Talking about far-off retirement plans can be overwhelming and boring. After all, it’s way easier to think about the here-and-now. We budget, save for vacation and pay the bills. That seems like enough… right?
On the contrary, planning for retirement is incredibly vital and cannot be forgotten or overlooked.
The 401K may be a good fit for your lifestyle, but there can also be cons. Your employer may not be matching the money that you contribute, and also could require tenure before allowing you to withdraw. If you aren’t sure about the 401K, there are many different options out there to consider.
Here are some alternatives to the typical 401K that may compliment your lifestyle and finances better.
- Index Funds- These are funds invested on an index of stocks. (You may have heard of S&P 500 or the Dow.) By investing in an index fund, you basically are investing in all the companies that make up that particular index (instead of investing in certain stocks). You are at the same risk as those who buy stock individually, but since the market typically increases over time, index funds could be used as an investing option for retirement.

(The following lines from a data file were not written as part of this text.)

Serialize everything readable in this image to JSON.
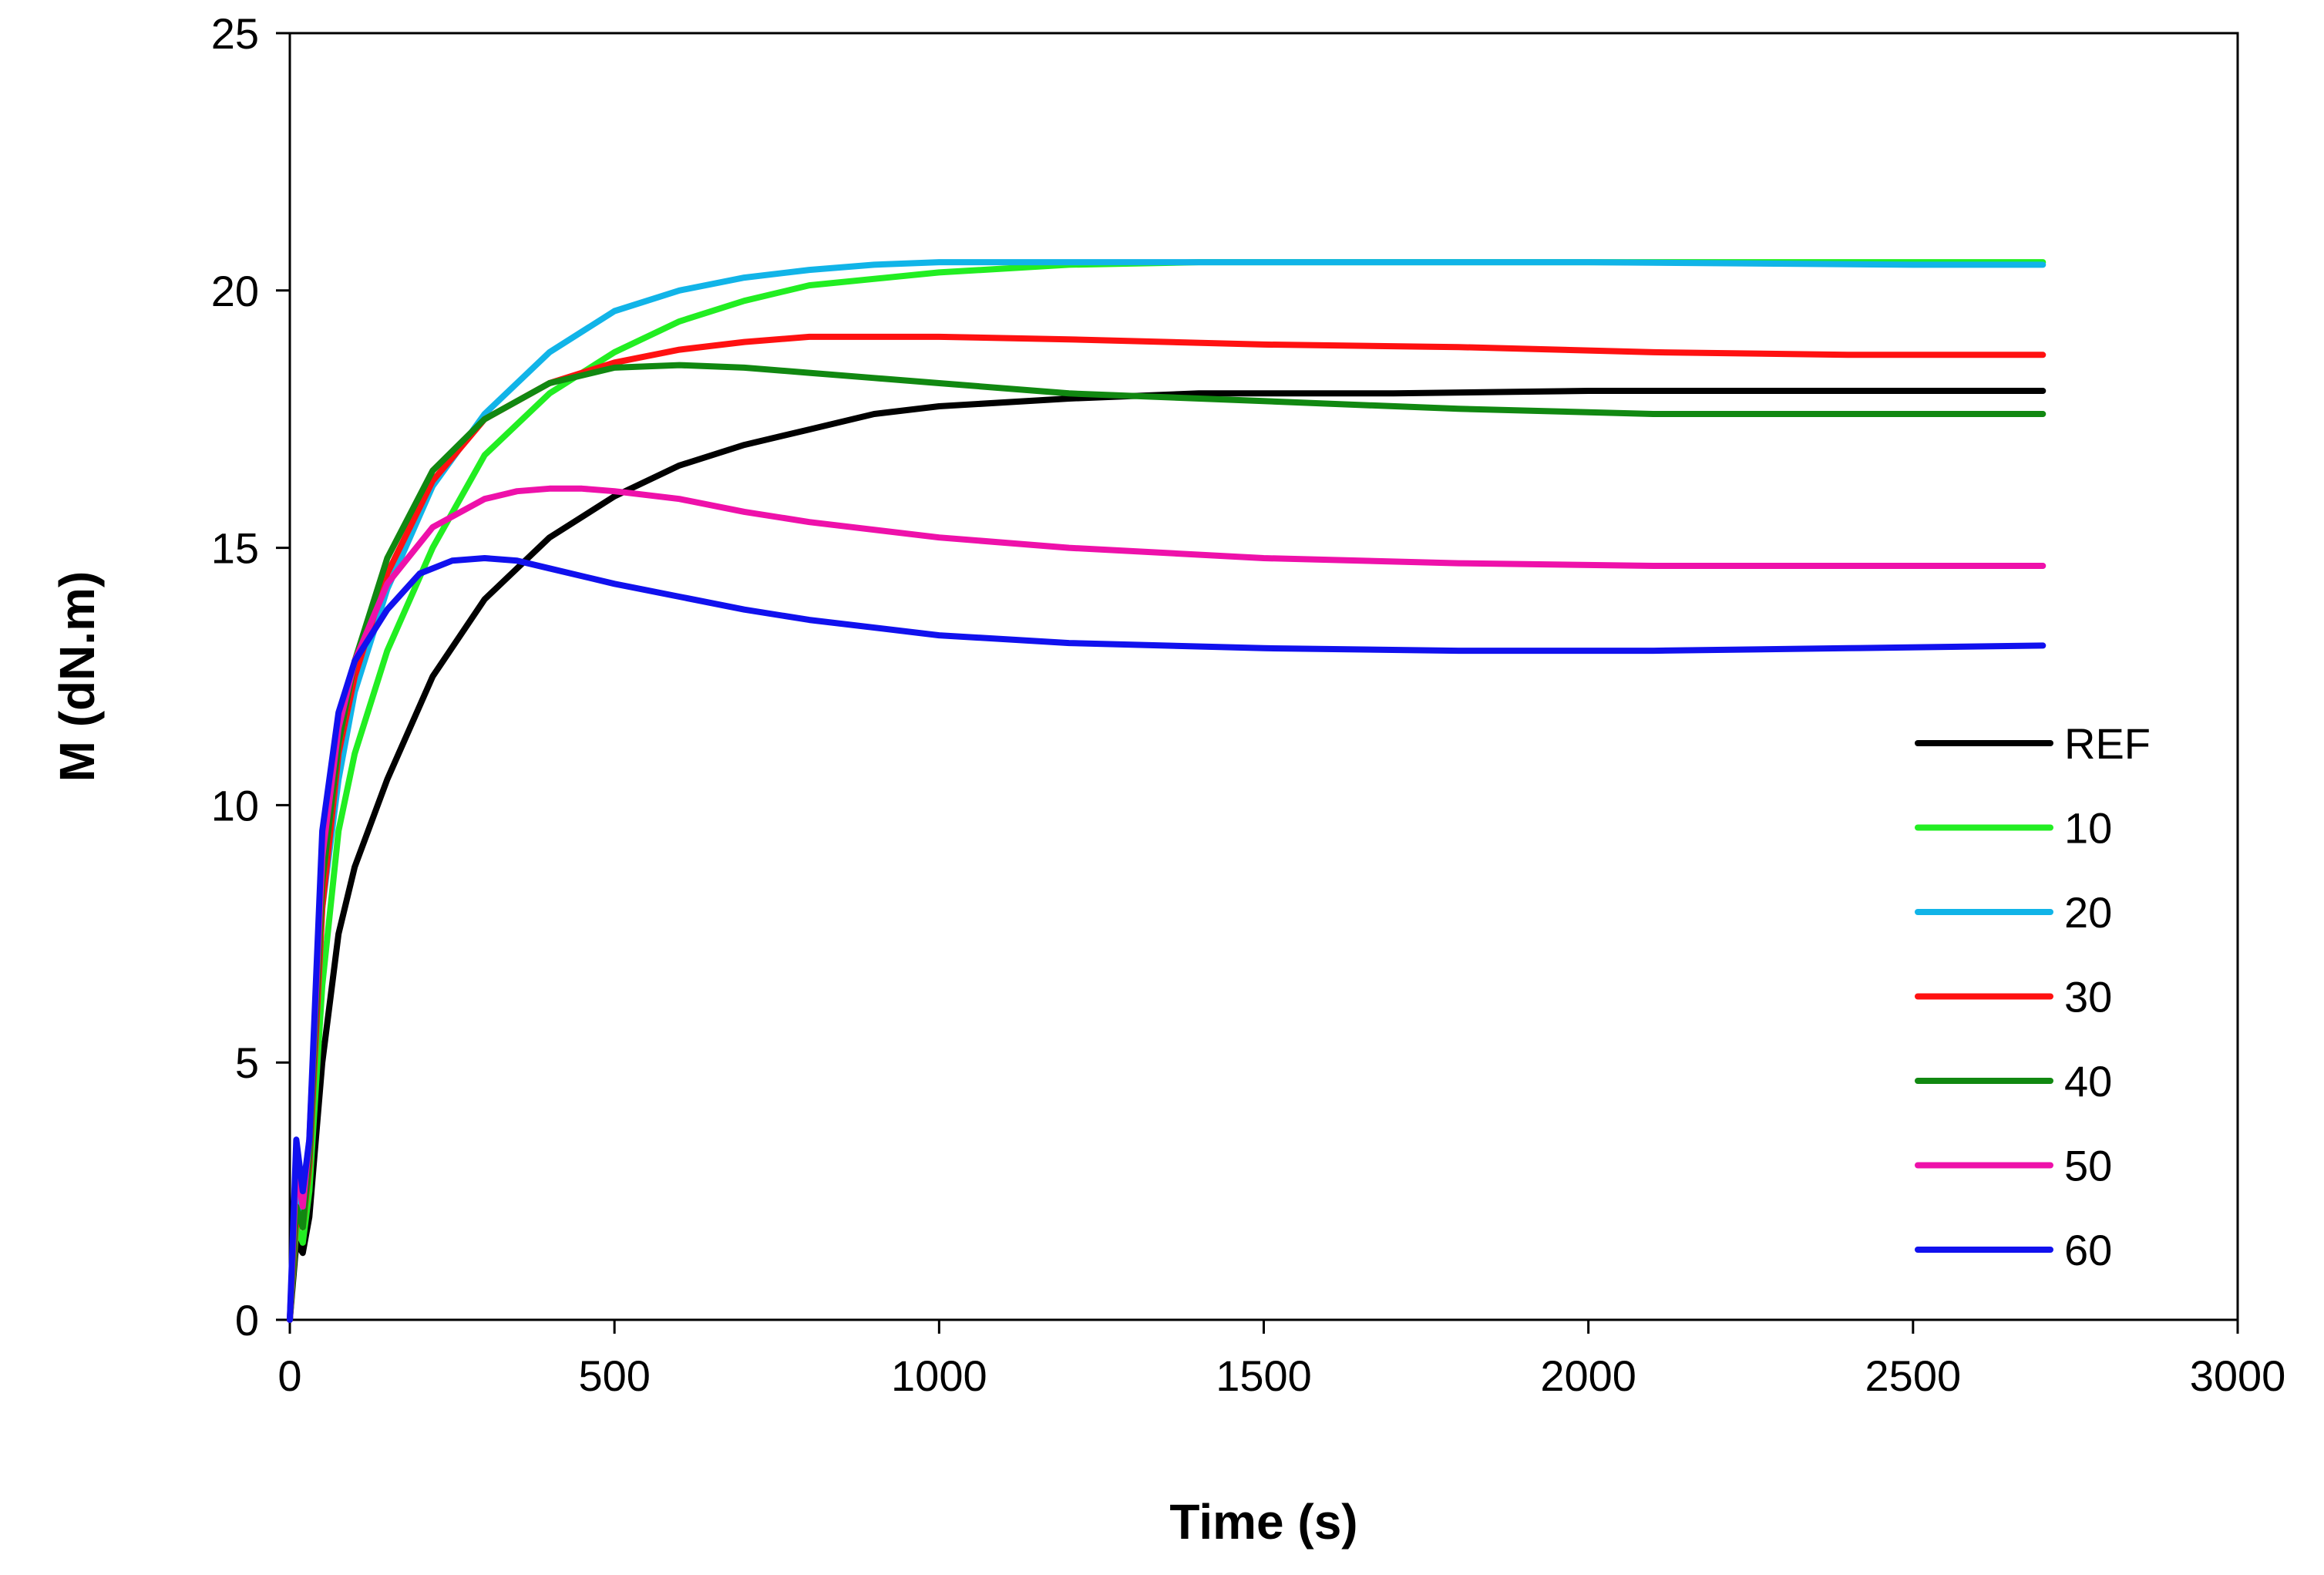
{
  "chart_data": {
    "type": "line",
    "title": "",
    "xlabel": "Time (s)",
    "ylabel": "M (dN.m)",
    "xlim": [
      0,
      3000
    ],
    "ylim": [
      0,
      25
    ],
    "xticks": [
      0,
      500,
      1000,
      1500,
      2000,
      2500,
      3000
    ],
    "yticks": [
      0,
      5,
      10,
      15,
      20,
      25
    ],
    "grid": false,
    "legend_position": "right",
    "series": [
      {
        "name": "REF",
        "color": "#000000",
        "x": [
          0,
          10,
          20,
          30,
          50,
          75,
          100,
          150,
          220,
          300,
          400,
          500,
          600,
          700,
          800,
          900,
          1000,
          1200,
          1400,
          1700,
          2000,
          2300,
          2700
        ],
        "y": [
          0,
          1.5,
          1.3,
          2.0,
          5.0,
          7.5,
          8.8,
          10.5,
          12.5,
          14.0,
          15.2,
          16.0,
          16.6,
          17.0,
          17.3,
          17.6,
          17.75,
          17.9,
          18.0,
          18.0,
          18.05,
          18.05,
          18.05
        ]
      },
      {
        "name": "10",
        "color": "#22ee22",
        "x": [
          0,
          10,
          20,
          30,
          50,
          75,
          100,
          150,
          220,
          300,
          400,
          500,
          600,
          700,
          800,
          1000,
          1200,
          1400,
          1700,
          2000,
          2300,
          2700
        ],
        "y": [
          0,
          1.8,
          1.5,
          2.5,
          6.5,
          9.5,
          11.0,
          13.0,
          15.0,
          16.8,
          18.0,
          18.8,
          19.4,
          19.8,
          20.1,
          20.35,
          20.5,
          20.55,
          20.55,
          20.55,
          20.55,
          20.55
        ]
      },
      {
        "name": "20",
        "color": "#11b4e8",
        "x": [
          0,
          10,
          20,
          30,
          50,
          75,
          100,
          150,
          220,
          300,
          400,
          500,
          600,
          700,
          800,
          900,
          1000,
          1200,
          1500,
          2000,
          2500,
          2700
        ],
        "y": [
          0,
          2.5,
          2.0,
          3.0,
          8.0,
          10.5,
          12.2,
          14.2,
          16.2,
          17.6,
          18.8,
          19.6,
          20.0,
          20.25,
          20.4,
          20.5,
          20.55,
          20.55,
          20.55,
          20.55,
          20.5,
          20.5
        ]
      },
      {
        "name": "30",
        "color": "#ff1111",
        "x": [
          0,
          10,
          20,
          30,
          50,
          75,
          100,
          150,
          220,
          300,
          400,
          500,
          600,
          700,
          800,
          900,
          1000,
          1200,
          1500,
          1800,
          2100,
          2400,
          2700
        ],
        "y": [
          0,
          2.0,
          1.8,
          3.0,
          8.0,
          11.0,
          12.5,
          14.5,
          16.3,
          17.5,
          18.2,
          18.6,
          18.85,
          19.0,
          19.1,
          19.1,
          19.1,
          19.05,
          18.95,
          18.9,
          18.8,
          18.75,
          18.75
        ]
      },
      {
        "name": "40",
        "color": "#118811",
        "x": [
          0,
          10,
          20,
          30,
          50,
          75,
          100,
          150,
          220,
          300,
          400,
          500,
          600,
          700,
          800,
          900,
          1000,
          1200,
          1500,
          1800,
          2100,
          2400,
          2700
        ],
        "y": [
          0,
          2.2,
          1.8,
          3.2,
          8.5,
          11.2,
          12.8,
          14.8,
          16.5,
          17.5,
          18.2,
          18.5,
          18.55,
          18.5,
          18.4,
          18.3,
          18.2,
          18.0,
          17.85,
          17.7,
          17.6,
          17.6,
          17.6
        ]
      },
      {
        "name": "50",
        "color": "#ee11aa",
        "x": [
          0,
          10,
          20,
          30,
          50,
          75,
          100,
          150,
          220,
          300,
          350,
          400,
          450,
          500,
          600,
          700,
          800,
          1000,
          1200,
          1500,
          1800,
          2100,
          2400,
          2700
        ],
        "y": [
          0,
          3.0,
          2.2,
          3.5,
          9.0,
          11.5,
          12.8,
          14.3,
          15.4,
          15.95,
          16.1,
          16.15,
          16.15,
          16.1,
          15.95,
          15.7,
          15.5,
          15.2,
          15.0,
          14.8,
          14.7,
          14.65,
          14.65,
          14.65
        ]
      },
      {
        "name": "60",
        "color": "#1111ee",
        "x": [
          0,
          10,
          20,
          30,
          50,
          75,
          100,
          150,
          200,
          250,
          300,
          350,
          400,
          500,
          600,
          700,
          800,
          1000,
          1200,
          1500,
          1800,
          2100,
          2400,
          2700
        ],
        "y": [
          0,
          3.5,
          2.5,
          3.5,
          9.5,
          11.8,
          12.8,
          13.8,
          14.5,
          14.75,
          14.8,
          14.75,
          14.6,
          14.3,
          14.05,
          13.8,
          13.6,
          13.3,
          13.15,
          13.05,
          13.0,
          13.0,
          13.05,
          13.1
        ]
      }
    ]
  }
}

- Roth IRAs and Traditional IRAs- IRA stands for Individual Retirement Account. Roth and Traditional IRAs differ from the 401K by bypassing the employer altogether. You save completely on your own for retirement. The biggest difference between the Roth and Traditional lies with when you pay your income taxes. Check out the two and see if one of these may be a better retirement plan for you.
- Simplified Employee Pension IRAs- SEP IRAs are a great option for any of you independent contractors, free-lance workers, or business owners out there. It is very similar to the Traditional IRA and could be very beneficial with your taxes. It doesn’t matter how small your business is, so definitely check it out!
- Variable Annuities- These are contracts between you, the investor, and an insurance company. The investor purchases a variable annuity upfront or over a period of time, and the insurance company makes periodic payments to you after retirement. However, there can be high fees and tax penalties, so do your research and insure that the contract is safe and beneficial for you.
- Bonds- Bonds may be great to dabble in addition to the 401K or any of the other retirement options listed above. Bonds essentially are saving accounts that pay interest rates. You set these rates at the time of purchase, and it’s an incredibly safe and stable investment. Because of its safety, they typically return less money than other higher risk investments. However, your money will be safe and making interest for retirement.
Do some research on what your employer offers and which option may be the best fit for you. Regardless of what you choose to use, saving for retirement should be a priority in your life.